Me ne vado, anzi, resto. Fa harahiri il premier spagnolo Pedro Sánchez, che cinque giorni fa aveva ipotizzato un suo passo indietro dopo lo scandalo che ha colpito sua moglie, Begoña Gómez, per presunti finanziamenti pubblici ad aziende private. Ha deciso di rimanere alla guida del governo spagnolo, esecutivo nato dopo che il suo partito non ha vinto le elezioni arrivando secondo dietro i Popolari di Feijoo.
L'esponente socialista, che qualcuno dava in pole position per un ruolo di peso, tra Nato e Consiglio europeo, ha detto che non percorrerà la strada delle mozioni ma chiede una riflessione per cambiare la politica ed evitare che le fake news dominino la scena. Sánchez ha spiegato nel suo messaggio alla nazione che con questa decisione assume un nuovo impegno «a lavorare instancabilmente, con fermezza e serenità, per la futura rigenerazione della nostra democrazia e per il progresso e il consolidamento dei diritti e delle libertà, perché i mali che ci affliggono non sono affatto esclusivi della Spagna».
Ovvero farebbero parte di un movimento reazionario globale che aspira a imporre la sua agenda regressiva attraverso la diffamazione, la menzogna, l'odio e l'appello a paure e minacce che non corrispondono alla scienza o alla razionalità. «Mostriamo al mondo come si difende la democrazia» ha concluso, ma senza convincere troppo, né il paese né il Parlamento.
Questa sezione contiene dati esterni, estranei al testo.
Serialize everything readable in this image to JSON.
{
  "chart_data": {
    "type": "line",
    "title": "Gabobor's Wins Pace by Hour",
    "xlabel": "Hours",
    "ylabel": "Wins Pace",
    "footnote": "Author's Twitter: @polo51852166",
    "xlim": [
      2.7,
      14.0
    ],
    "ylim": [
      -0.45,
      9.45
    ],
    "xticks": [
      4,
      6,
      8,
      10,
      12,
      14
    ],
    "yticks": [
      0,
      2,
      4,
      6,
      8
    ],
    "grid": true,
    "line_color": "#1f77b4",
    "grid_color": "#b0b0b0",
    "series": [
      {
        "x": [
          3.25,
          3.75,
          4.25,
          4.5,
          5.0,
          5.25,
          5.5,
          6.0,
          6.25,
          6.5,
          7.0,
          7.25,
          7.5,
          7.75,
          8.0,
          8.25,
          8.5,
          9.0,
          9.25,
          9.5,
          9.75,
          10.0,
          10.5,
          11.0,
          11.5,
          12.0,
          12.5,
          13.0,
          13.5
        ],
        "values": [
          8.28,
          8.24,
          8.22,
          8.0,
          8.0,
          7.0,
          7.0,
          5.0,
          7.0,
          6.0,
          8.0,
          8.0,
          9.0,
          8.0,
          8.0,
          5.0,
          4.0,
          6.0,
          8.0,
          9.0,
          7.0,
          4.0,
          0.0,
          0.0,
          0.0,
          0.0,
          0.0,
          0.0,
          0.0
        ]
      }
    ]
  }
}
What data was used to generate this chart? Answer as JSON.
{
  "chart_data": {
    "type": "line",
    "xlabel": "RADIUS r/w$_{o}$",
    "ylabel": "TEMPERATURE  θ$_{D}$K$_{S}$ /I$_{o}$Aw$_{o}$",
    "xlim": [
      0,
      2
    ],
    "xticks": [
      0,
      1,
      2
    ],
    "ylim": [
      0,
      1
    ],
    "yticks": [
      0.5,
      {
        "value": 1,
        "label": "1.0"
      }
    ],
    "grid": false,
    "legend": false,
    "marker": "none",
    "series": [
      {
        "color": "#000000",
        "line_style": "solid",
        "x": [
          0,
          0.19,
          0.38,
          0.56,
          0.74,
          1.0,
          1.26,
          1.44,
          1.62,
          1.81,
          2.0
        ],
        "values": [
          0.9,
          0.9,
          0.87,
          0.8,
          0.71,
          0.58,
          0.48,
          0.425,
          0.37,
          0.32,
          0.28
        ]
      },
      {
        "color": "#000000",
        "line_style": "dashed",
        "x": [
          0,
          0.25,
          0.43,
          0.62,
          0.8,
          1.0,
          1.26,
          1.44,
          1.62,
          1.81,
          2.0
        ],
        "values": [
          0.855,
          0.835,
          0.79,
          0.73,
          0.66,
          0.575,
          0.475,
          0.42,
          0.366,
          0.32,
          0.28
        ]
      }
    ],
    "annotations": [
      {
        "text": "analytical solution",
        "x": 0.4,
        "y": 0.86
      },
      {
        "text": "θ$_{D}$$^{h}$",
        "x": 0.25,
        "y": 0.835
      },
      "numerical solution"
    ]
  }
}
Alcuni commentatori parlano apertamente di domande inevase e di precisazioni mancate nella sua arringa.
Di sceneggiata lo accusano le opposizioni, secondo cui dopo giorni di grande incertezza, con i mercati già in fibrillazione per le tensioni a Madrid, questa marcia indietro ha il sapore della presa in giro.
Alberto Nunez Feijoo lo definisce un presidente che «ha comprato l'appoggio dei suoi soci con la dignità di tutti gli spagnoli». Il riferimento è al voto di fiducia per il suo esecutivo ottenuto con l'appoggio dei separatisti catalani, a cui ha promesso l'amnistia. Ama solo se stesso, è troppo nervoso, questa sceneggiata è molto pericolosa: ecco il tenore della riflessione fatta dal Partito Popolare, che teme un'evoluzione ben più grave.
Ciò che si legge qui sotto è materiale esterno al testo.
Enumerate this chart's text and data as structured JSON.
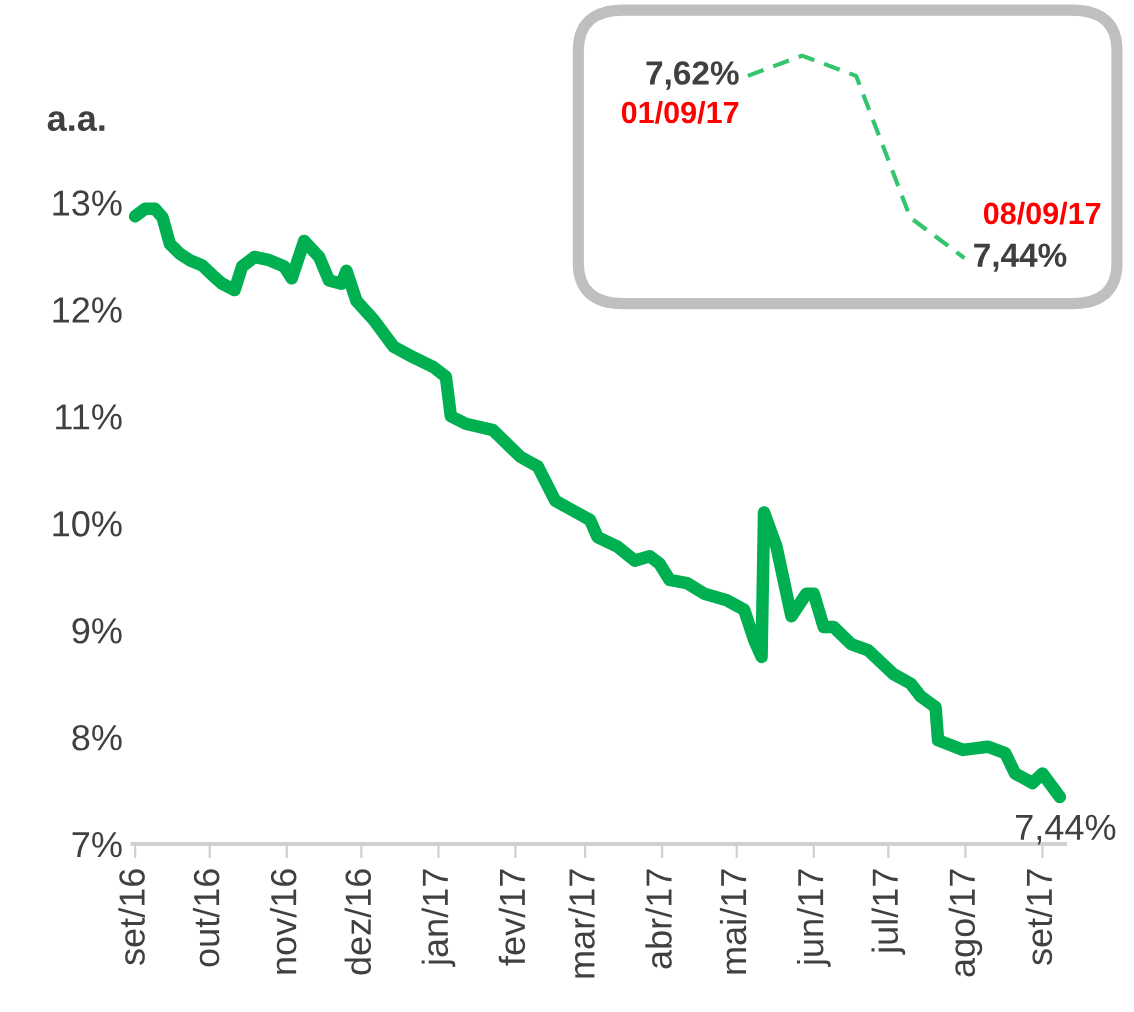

Ovvero la convinzione che per Sánchez non sono i giudici che possono condannare Puigdemont o perseguire sua moglie, «solo lui può deciderlo e nessun altro tranne lui. Perché solo lui sa cosa è degno e giusto». In sostanza i popolari temono una dittatura al contrario, dove il rischio non è dato da una destra dirigista ma piuttosto da un leader socialista che ha perso la barra della ragione e ha «la pretesa di essere ancora più presidente, anche se a costo di ancora meno democrazia». Per questa ragione Feijoo chiede un nuovo governo democratico.
Timori condivisi anche da Santiago Abascal, leader di Vox, secondo cui il peggio di Sánchez «deve ancora venire» e a questo punto l'unica azione da intraprendere è «lavorare per la resistenza e per la costruzione di un'alternativa urgente e praticabile».
Tra due settimane il partito celebrerà la sua convention a Madrid, a cui parteciperà anche il presidente dell'Argentina, l'ultraliberista Javier Milei, che nell'occasione non ha chiesto di incontrare né il capo del governo né il re.